The next problem is to find something for you to do and a place for you to go when you leave. I have a poor opinion of crammers. The pupils tend to be boys who have failed to make the grade morally or intellectually at school and the same can all too often be said of those who teach there. There is some truth in the old saying that there is no cad to equal a crammer's cad. Your Modern Tutor holds an even lower opinion of crammers than I do and is well aware of the type of conduct so often rife at those institutions. Great care, therefore, must be taken to find a place which will not encourage your tendency to play the part of the little law breaker. In particular I do not wish you to go to the same place as one or two of your less responsible Eton friends. Your Modern Tutor has asked me to go and see him and with his help no doubt something can be worked out. I think you must realise you have come to a crossroads in your life. If you elect to take the wrong road now, the consequences could be very grave indeed. As you grow older, people are less willing to laugh off delinquency.

I am all in favour of you getting a couple of A levels but what worries me is that in ten years of costly education, you have never had a good report and have never got down to hard work. What assurance have I got that you will work harder and be more responsible away from school? Plenty of boys seem to get A levels at Eton without working themselves into a state of collapse. Why not you?

You can rely on me to do all I can to help you but you can hardly blame me for being cautious, even sceptical, after some of the incidents of the past year. Our family all tend to be late developers and I think you come into that category, too. I think you have it in you to lead a useful and happy life but very soon you must take yourself by the scruff of your neck, shake yourself and determine to get down to work and be less self-indulgent.

Jane is here and sends her love. She is going to France at Easter with some people I have never heard of. Louise has a ghastly cough and Solly has picked up an infection and is thoroughly unwell. A girl was stabbed in Yateley outside Janice's home. The Camberley Art Centre in Camberley High Street has been burnt down; arson is suspected. I saw one of your nicer friends, Higgins, at Kempton. Mr Parkinson is showing signs of marrying again. I hope it will be third time lucky.

Yours ever,

D

P.S. Never forget that your mother and I love you very much and perhaps that is why we worry so much and I feel compelled to write long and probably pompous letters of admonition and reproof.
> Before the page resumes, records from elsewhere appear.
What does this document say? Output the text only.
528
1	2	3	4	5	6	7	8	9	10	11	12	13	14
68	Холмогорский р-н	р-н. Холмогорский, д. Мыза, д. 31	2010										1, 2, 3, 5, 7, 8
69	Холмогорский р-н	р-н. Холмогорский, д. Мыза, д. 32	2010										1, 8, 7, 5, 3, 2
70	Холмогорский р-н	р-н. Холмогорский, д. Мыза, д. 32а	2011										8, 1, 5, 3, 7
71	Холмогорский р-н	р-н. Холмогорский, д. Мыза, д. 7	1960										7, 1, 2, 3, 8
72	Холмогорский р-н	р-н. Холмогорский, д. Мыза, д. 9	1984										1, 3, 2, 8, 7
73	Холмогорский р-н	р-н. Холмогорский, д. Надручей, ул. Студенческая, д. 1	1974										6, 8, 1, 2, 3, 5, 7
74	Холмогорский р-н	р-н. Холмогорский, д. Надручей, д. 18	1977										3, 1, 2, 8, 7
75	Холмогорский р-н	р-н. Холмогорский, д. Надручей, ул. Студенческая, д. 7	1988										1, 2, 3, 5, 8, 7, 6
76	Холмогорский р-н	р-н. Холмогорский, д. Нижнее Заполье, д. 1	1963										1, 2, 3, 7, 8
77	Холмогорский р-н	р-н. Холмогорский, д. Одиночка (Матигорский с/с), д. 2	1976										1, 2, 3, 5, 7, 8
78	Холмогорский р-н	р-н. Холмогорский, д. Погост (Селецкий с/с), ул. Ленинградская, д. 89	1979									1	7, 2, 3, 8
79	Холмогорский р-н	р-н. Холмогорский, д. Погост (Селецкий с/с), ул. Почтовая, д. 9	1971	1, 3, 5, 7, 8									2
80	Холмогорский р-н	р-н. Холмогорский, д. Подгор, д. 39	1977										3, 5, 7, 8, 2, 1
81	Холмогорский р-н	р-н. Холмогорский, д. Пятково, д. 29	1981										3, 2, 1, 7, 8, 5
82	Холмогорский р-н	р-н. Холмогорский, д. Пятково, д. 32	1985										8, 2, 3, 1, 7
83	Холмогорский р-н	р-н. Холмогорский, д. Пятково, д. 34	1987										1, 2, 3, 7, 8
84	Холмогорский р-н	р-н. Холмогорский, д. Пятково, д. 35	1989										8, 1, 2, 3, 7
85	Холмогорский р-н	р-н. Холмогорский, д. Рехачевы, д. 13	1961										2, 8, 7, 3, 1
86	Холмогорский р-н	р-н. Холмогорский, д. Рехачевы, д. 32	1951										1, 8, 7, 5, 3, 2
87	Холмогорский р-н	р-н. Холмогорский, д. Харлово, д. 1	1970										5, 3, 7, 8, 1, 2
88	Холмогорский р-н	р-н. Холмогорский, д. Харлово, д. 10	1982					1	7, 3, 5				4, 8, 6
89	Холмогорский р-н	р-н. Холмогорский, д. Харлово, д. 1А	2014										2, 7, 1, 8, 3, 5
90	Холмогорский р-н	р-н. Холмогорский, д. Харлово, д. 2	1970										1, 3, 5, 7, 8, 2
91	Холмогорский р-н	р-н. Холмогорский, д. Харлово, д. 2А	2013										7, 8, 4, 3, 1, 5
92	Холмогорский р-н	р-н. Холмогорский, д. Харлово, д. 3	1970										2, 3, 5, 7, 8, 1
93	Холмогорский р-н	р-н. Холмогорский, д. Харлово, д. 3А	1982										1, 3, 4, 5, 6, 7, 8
We both long to see you happy and settled, and whatever mistakes we make over you, they are made with the best possible intentions.

Clearly my time at Eton has been a disaster all round. Despite my poor parents' supremely good intentions I am not the ideal candidate for England's premier public school
.

Budds Farm

22 March

Dear Charles,

I enclose £12 for leaving presents. Please deduct 10/ and have your hair cut. As by the end of the week you will no longer be a school boy, there is no necessity for you to look the part any longer.

Naturally I am distressed at you leaving Eton so suddenly and with so little accomplished, but you have evidently been determined to leave and of course you have got your way. What next? I simply don't know. Most unfortunately – and perhaps this is my fault – you cannot communicate your thoughts, fears and hopes to me, and in all but the most trivial matters we are strangers. Because of this I cannot help you as I should like. Something seems to have gone very wrong somewhere, but I am almost entirely in the dark. I think, and those who know you best at Eton agree, that you have been unfortunate in the past year in your choice of friends. Naturally I am worried about you, desperately worried, possibly because I know so little of the true situation. Perhaps we can sort something out when you come home but you will need to be franker and more communicative than in the past. Possibly I am less unsympathetic than I appear on the surface; my own adolescence was beset with problems and I made many mistakes. I cannot direct your life; at the most I can guide, advise and perhaps help in a few small ways but to carry out those functions I must have a little help from you.